VEREINFACHEN – Mehr Zeit am Kunden
Wieviel Zeit verbringen ihre Mitarbeiter wirklich im Kundenkontakt? Wieviel Zeit benötigen sie dafür, nicht
funktionierende Prozesse händisch zu umgehen oder funktionsfähig zu machen? Exzellenz im digitalen
Zeitalter bedeutet auch und vor allem die Gestaltung exzellenter Prozesse, die dazu geeignet sind, die
gewünschte Leistung am Kunden auch tatsächlich zu erbringen. Und dazu ist es in der Regel erforderlich,
erst einmal alles einfacher zu machen.
Zwei Fragen stellen wir dazu regelmäßig in unseren Workshops mit Unternehmen: Wann ist ein Prozess
eigentlich effizient? Und wann ist ein Prozess tatsächlich kundenorientiert? Am besten können diese
Fragen nicht die zentralen Stellen im Unternehmen beantworten sondern vielmehr die Kollegen direkt am
POS. Macht man ihnen auch noch klar, welche Vorteile sie selbst davon haben, wenn Prozesse im Sinne
des Kunden und damit auch im Sinne der Mitarbeiter am POS vereinfacht werden, dann entsteht plötzlich
große Bereitschaft, selbst herauszufinden, wo sich die Zeiträuber in den Prozessen verstecken.

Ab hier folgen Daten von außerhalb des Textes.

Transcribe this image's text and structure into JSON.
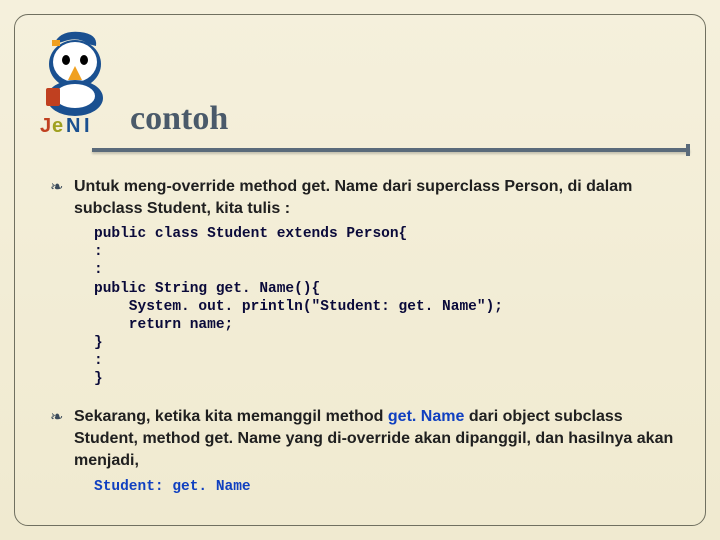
{
  "title": "contoh",
  "bullets": [
    {
      "text": "Untuk meng-override method get. Name dari superclass Person, di dalam subclass Student, kita tulis :"
    },
    {
      "text_prefix": "Sekarang, ketika kita memanggil method ",
      "text_highlight": "get. Name ",
      "text_suffix": "dari object subclass Student, method get. Name yang di-override akan dipanggil, dan hasilnya akan menjadi,"
    }
  ],
  "code": "public class Student extends Person{\n:\n:\npublic String get. Name(){\n    System. out. println(\"Student: get. Name\");\n    return name;\n}\n:\n}",
  "output": "Student: get. Name",
  "bullet_glyph": "❧"
}
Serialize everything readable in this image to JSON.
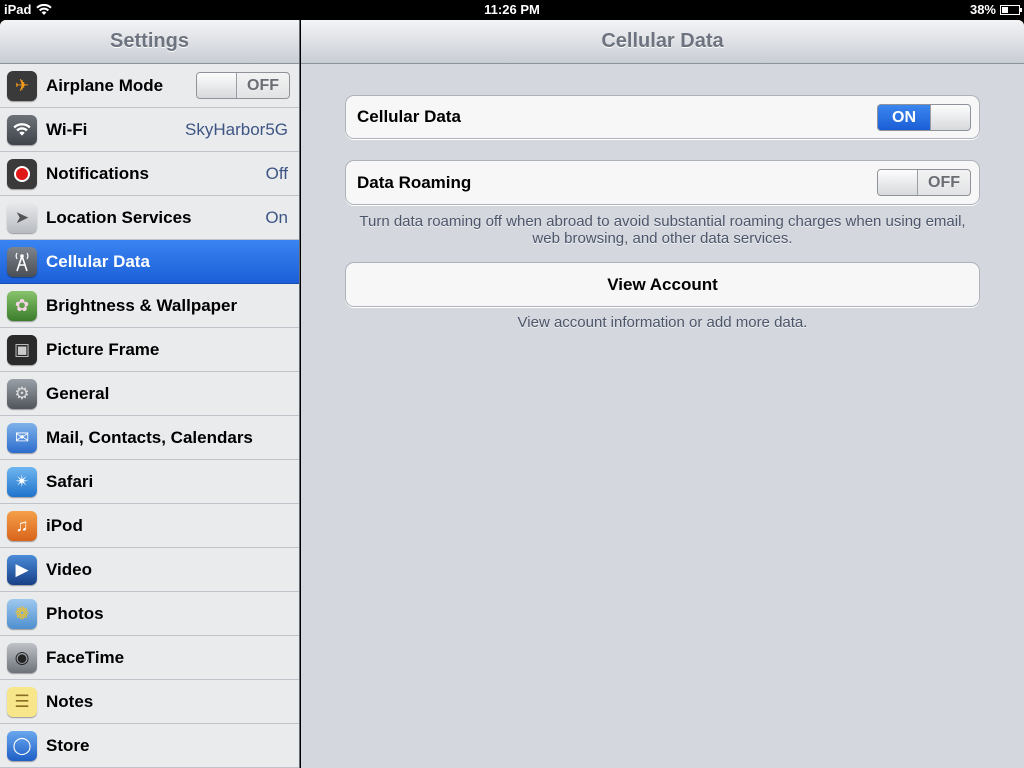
{
  "status": {
    "device": "iPad",
    "time": "11:26 PM",
    "battery": "38%",
    "battery_level": 0.38
  },
  "sidebar": {
    "title": "Settings",
    "items": [
      {
        "label": "Airplane Mode",
        "switch": "OFF",
        "icon": "airplane-icon"
      },
      {
        "label": "Wi-Fi",
        "value": "SkyHarbor5G",
        "icon": "wifi-icon"
      },
      {
        "label": "Notifications",
        "value": "Off",
        "icon": "notifications-icon"
      },
      {
        "label": "Location Services",
        "value": "On",
        "icon": "location-icon"
      },
      {
        "label": "Cellular Data",
        "icon": "cellular-antenna-icon",
        "selected": true
      },
      {
        "label": "Brightness & Wallpaper",
        "icon": "flower-icon"
      },
      {
        "label": "Picture Frame",
        "icon": "picture-frame-icon"
      },
      {
        "label": "General",
        "icon": "gear-icon"
      },
      {
        "label": "Mail, Contacts, Calendars",
        "icon": "mail-icon"
      },
      {
        "label": "Safari",
        "icon": "compass-icon"
      },
      {
        "label": "iPod",
        "icon": "ipod-icon"
      },
      {
        "label": "Video",
        "icon": "clapperboard-icon"
      },
      {
        "label": "Photos",
        "icon": "sunflower-icon"
      },
      {
        "label": "FaceTime",
        "icon": "camera-icon"
      },
      {
        "label": "Notes",
        "icon": "notepad-icon"
      },
      {
        "label": "Store",
        "icon": "app-store-icon"
      }
    ]
  },
  "main": {
    "title": "Cellular Data",
    "cellular_data": {
      "label": "Cellular Data",
      "switch": "ON"
    },
    "data_roaming": {
      "label": "Data Roaming",
      "switch": "OFF"
    },
    "roaming_note": "Turn data roaming off when abroad to avoid substantial roaming charges when using email, web browsing, and other data services.",
    "view_account": {
      "label": "View Account"
    },
    "account_note": "View account information or add more data."
  },
  "colors": {
    "selection": "#1b5fd8",
    "switch_on": "#3c86ef",
    "value_text": "#3d5584"
  }
}
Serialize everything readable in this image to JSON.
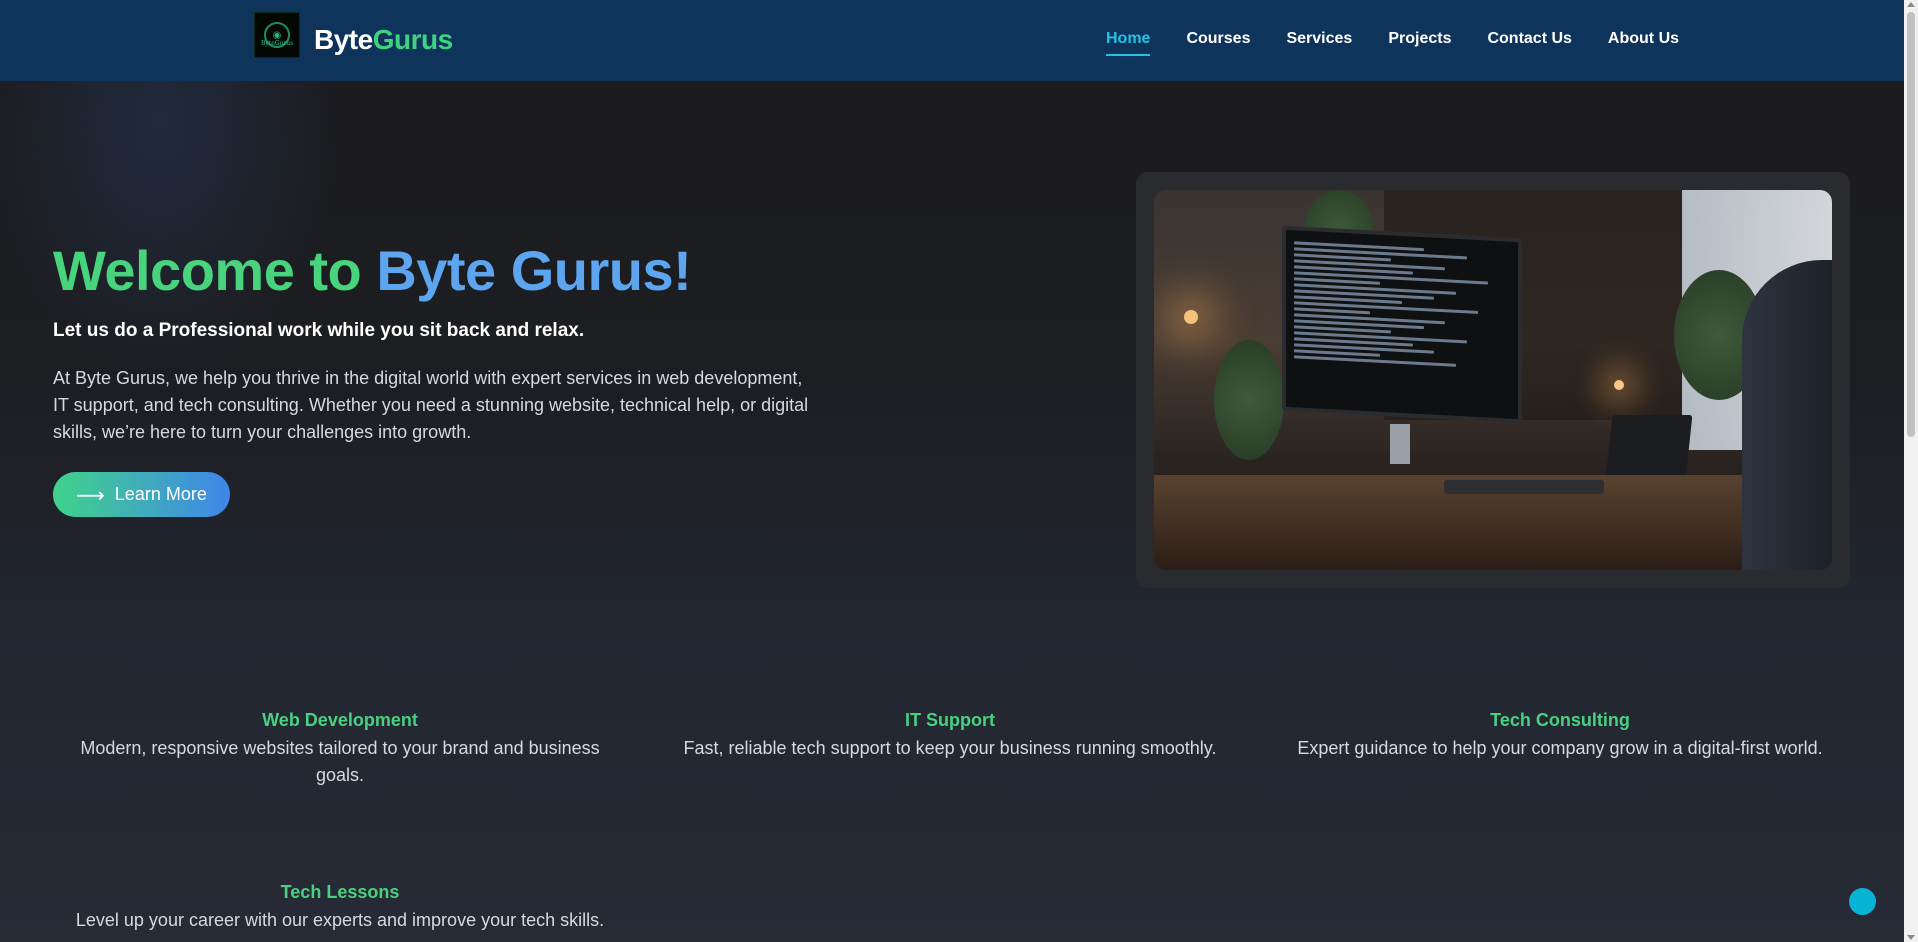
{
  "header": {
    "brand_part1": "Byte",
    "brand_part2": "Gurus",
    "logo_icon": "byte-gurus-logo",
    "nav": [
      {
        "label": "Home",
        "active": true
      },
      {
        "label": "Courses",
        "active": false
      },
      {
        "label": "Services",
        "active": false
      },
      {
        "label": "Projects",
        "active": false
      },
      {
        "label": "Contact Us",
        "active": false
      },
      {
        "label": "About Us",
        "active": false
      }
    ]
  },
  "hero": {
    "title_part1": "Welcome to",
    "title_part2": "Byte Gurus!",
    "subtitle": "Let us do a Professional work while you sit back and relax.",
    "description": "At Byte Gurus, we help you thrive in the digital world with expert services in web development, IT support, and tech consulting. Whether you need a stunning website, technical help, or digital skills, we’re here to turn your challenges into growth.",
    "cta_label": "Learn More",
    "cta_icon": "arrow-right-icon"
  },
  "services": [
    {
      "title": "Web Development",
      "description": "Modern, responsive websites tailored to your brand and business goals."
    },
    {
      "title": "IT Support",
      "description": "Fast, reliable tech support to keep your business running smoothly."
    },
    {
      "title": "Tech Consulting",
      "description": "Expert guidance to help your company grow in a digital-first world."
    },
    {
      "title": "Tech Lessons",
      "description": "Level up your career with our experts and improve your tech skills."
    }
  ],
  "colors": {
    "navbar": "#0f345c",
    "accent_green": "#48d47c",
    "accent_blue": "#5ea5f0",
    "active_nav": "#22c3e6",
    "chat_bubble": "#07b4d6"
  }
}
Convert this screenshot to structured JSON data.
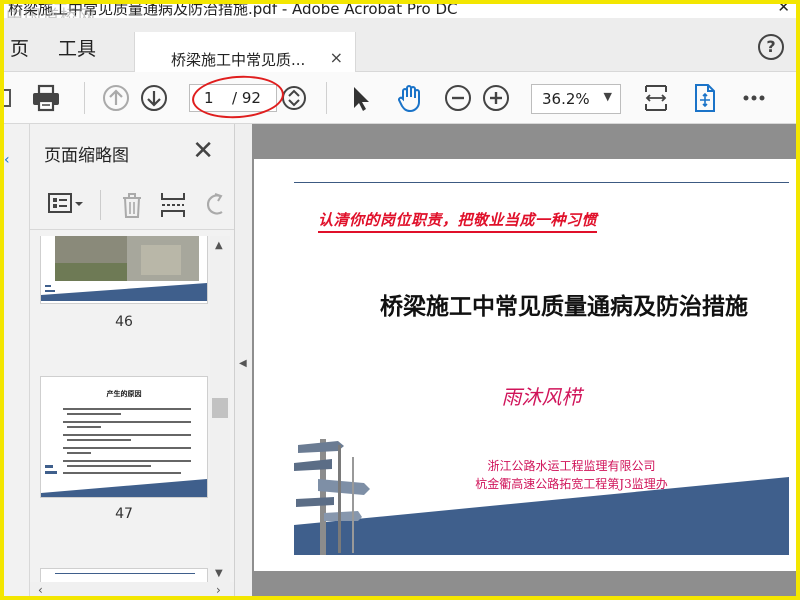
{
  "window": {
    "title": "桥梁施工中常见质量通病及防治措施.pdf - Adobe Acrobat Pro DC",
    "watermark": "中国道桥网"
  },
  "menu": {
    "items": [
      "页",
      "工具"
    ]
  },
  "tab": {
    "label": "桥梁施工中常见质...",
    "close_glyph": "×"
  },
  "toolbar": {
    "current_page": "1",
    "total_pages": "/ 92",
    "zoom": "36.2%"
  },
  "thumbnails": {
    "panel_title": "页面缩略图",
    "pages": [
      {
        "number": "46"
      },
      {
        "number": "47",
        "heading": "产生的原因"
      }
    ]
  },
  "document": {
    "slogan": "认清你的岗位职责，把敬业当成一种习惯",
    "title": "桥梁施工中常见质量通病及防治措施",
    "author": "雨沐风栉",
    "org_line1": "浙江公路水运工程监理有限公司",
    "org_line2": "杭金衢高速公路拓宽工程第J3监理办"
  },
  "colors": {
    "accent_blue": "#1a73c8",
    "slogan_red": "#e0102a",
    "author_magenta": "#d0145a",
    "band_blue": "#3f5f8c",
    "highlight_red": "#e01e1e"
  }
}
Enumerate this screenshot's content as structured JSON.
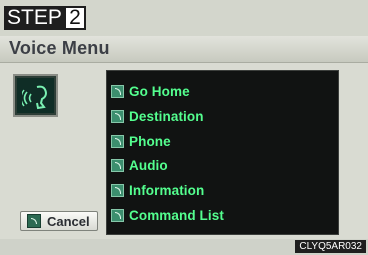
{
  "step": {
    "label": "STEP",
    "number": "2"
  },
  "title": "Voice Menu",
  "voice_icon": "voice-command-icon",
  "menu_items": [
    {
      "label": "Go Home",
      "icon": "voice-tag-icon"
    },
    {
      "label": "Destination",
      "icon": "voice-tag-icon"
    },
    {
      "label": "Phone",
      "icon": "voice-tag-icon"
    },
    {
      "label": "Audio",
      "icon": "voice-tag-icon"
    },
    {
      "label": "Information",
      "icon": "voice-tag-icon"
    },
    {
      "label": "Command List",
      "icon": "voice-tag-icon"
    }
  ],
  "cancel_button": {
    "label": "Cancel",
    "icon": "voice-tag-icon"
  },
  "image_code": "CLYQ5AR032",
  "colors": {
    "menu_text": "#54ff8f",
    "panel_bg": "#111312",
    "title_text": "#3c3f46",
    "icon_green": "#3c8e6e"
  }
}
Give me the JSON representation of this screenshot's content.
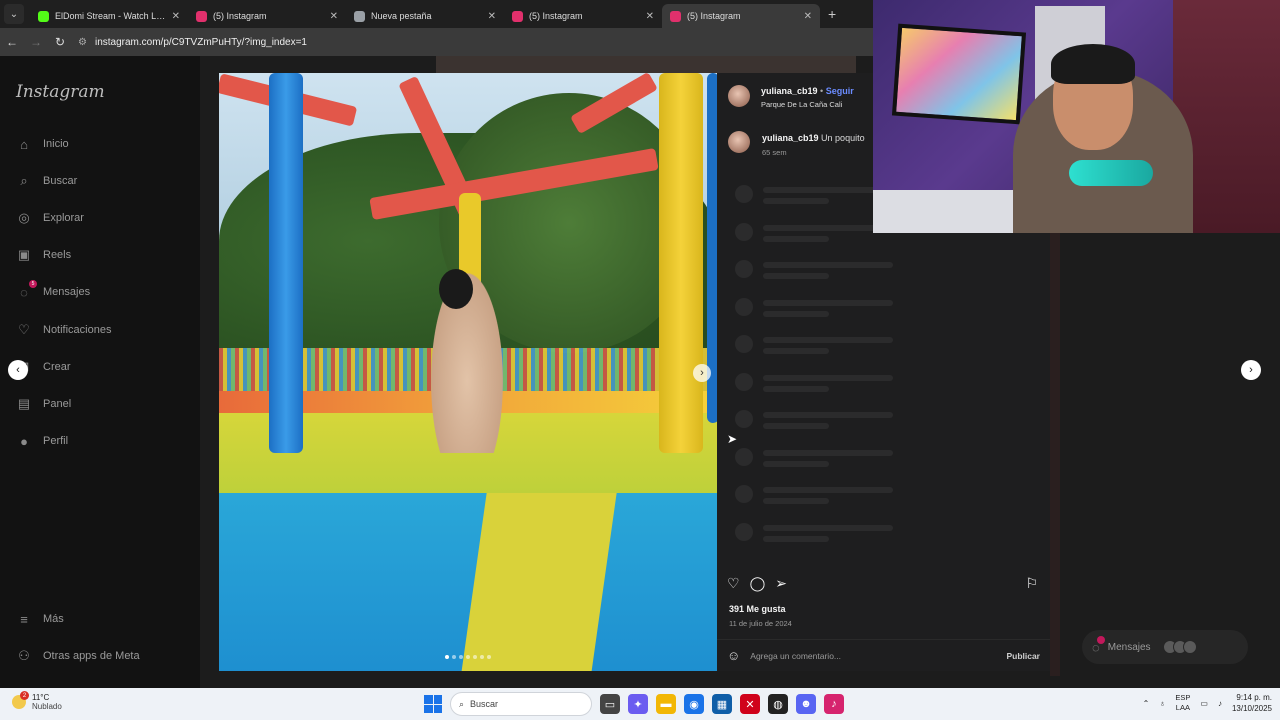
{
  "browser": {
    "tabs": [
      {
        "title": "ElDomi Stream - Watch Live on",
        "favicon_color": "#53fc18",
        "active": false
      },
      {
        "title": "(5) Instagram",
        "favicon_color": "#e1306c",
        "active": false
      },
      {
        "title": "Nueva pestaña",
        "favicon_color": "#9aa0a6",
        "active": false
      },
      {
        "title": "(5) Instagram",
        "favicon_color": "#e1306c",
        "active": false
      },
      {
        "title": "(5) Instagram",
        "favicon_color": "#e1306c",
        "active": true
      }
    ],
    "url": "instagram.com/p/C9TVZmPuHTy/?img_index=1"
  },
  "sidebar": {
    "logo": "Instagram",
    "items": [
      {
        "label": "Inicio",
        "icon": "home-icon",
        "glyph": "⌂"
      },
      {
        "label": "Buscar",
        "icon": "search-icon",
        "glyph": "⌕"
      },
      {
        "label": "Explorar",
        "icon": "compass-icon",
        "glyph": "◎"
      },
      {
        "label": "Reels",
        "icon": "reels-icon",
        "glyph": "▣"
      },
      {
        "label": "Mensajes",
        "icon": "messenger-icon",
        "glyph": "◌",
        "badge": "5"
      },
      {
        "label": "Notificaciones",
        "icon": "heart-icon",
        "glyph": "♡"
      },
      {
        "label": "Crear",
        "icon": "plus-square-icon",
        "glyph": "⊞"
      },
      {
        "label": "Panel",
        "icon": "chart-icon",
        "glyph": "▤"
      },
      {
        "label": "Perfil",
        "icon": "profile-icon",
        "glyph": "●"
      }
    ],
    "bottom_items": [
      {
        "label": "Más",
        "icon": "menu-icon",
        "glyph": "≡"
      },
      {
        "label": "Otras apps de Meta",
        "icon": "meta-icon",
        "glyph": "⚇"
      }
    ]
  },
  "post": {
    "username": "yuliana_cb19",
    "separator": "•",
    "follow_label": "Seguir",
    "location": "Parque De La Caña Cali",
    "caption_user": "yuliana_cb19",
    "caption_text": "Un poquito",
    "caption_age": "65 sem",
    "likes": "391 Me gusta",
    "date": "11 de julio de 2024",
    "comment_placeholder": "Agrega un comentario...",
    "publish_label": "Publicar",
    "carousel_count": 7,
    "carousel_index": 1
  },
  "floating_messages": {
    "label": "Mensajes",
    "badge": "5"
  },
  "taskbar": {
    "weather_temp": "11°C",
    "weather_desc": "Nublado",
    "weather_badge": "2",
    "search_placeholder": "Buscar",
    "lang_top": "ESP",
    "lang_bottom": "LAA",
    "time": "9:14 p. m.",
    "date": "13/10/2025"
  }
}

Wenn Sie sich auf diese Reise begeben, dann stellen sie vielleicht auch so wie einer unserer Kunden
fest, dass gerade einmal 1/3 der Mitarbeiterstunden in den Filialen in den direkten Kundenkontakt gehen.
Und das ein erheblicher Anteil der Zeiträuber durch das Handeln und die Vorgaben der Zentrale
ausgelöst wird (u.a. unpassende Warensteuerung, überflüssige WE-Kontrolle, komplexe VM-Richtlinien,
unflexible Personalplanung). Die gemeinsame Sichtweise auf diese Situation hatte in diesem Fall
erheblichen Anteil daran, dass die Kundenzeit auf nahe 50% gesteigert werden konnte.
6.
FAZIT
Bewegen, Fokussieren, Vereinfachen: konkretes Handeln zeigt, wie es gelingt die beiden vermuteten
Antagonisten TECH und TOUCH miteinander in Einklang zu bringen. Kein Zweifel, die Technik bringt
enorme Vorteile für die Leistungssteigerung in allen Bereichen und ist ein Muss für den Handel der
Zukunft. Technik alleine macht jedoch noch kein exzellentes Geschäftsmodell. Exzellenz entsteht erst,
wenn es gelingt, Menschen für die neuen Wege zu begeistern, sie hinter eine gemeinsame Sache zu
bringen und es ihnen maximal ermöglicht wird, ihre Fähigkeiten und Talente zu entfalten. Wem es gelingt,
dieses Potenzial zu nutzen, der hat mit Sicherheit einen echten Differenzierungshebel und Vorteil im
zukünftig nicht geringer werdenden Wettbewerb.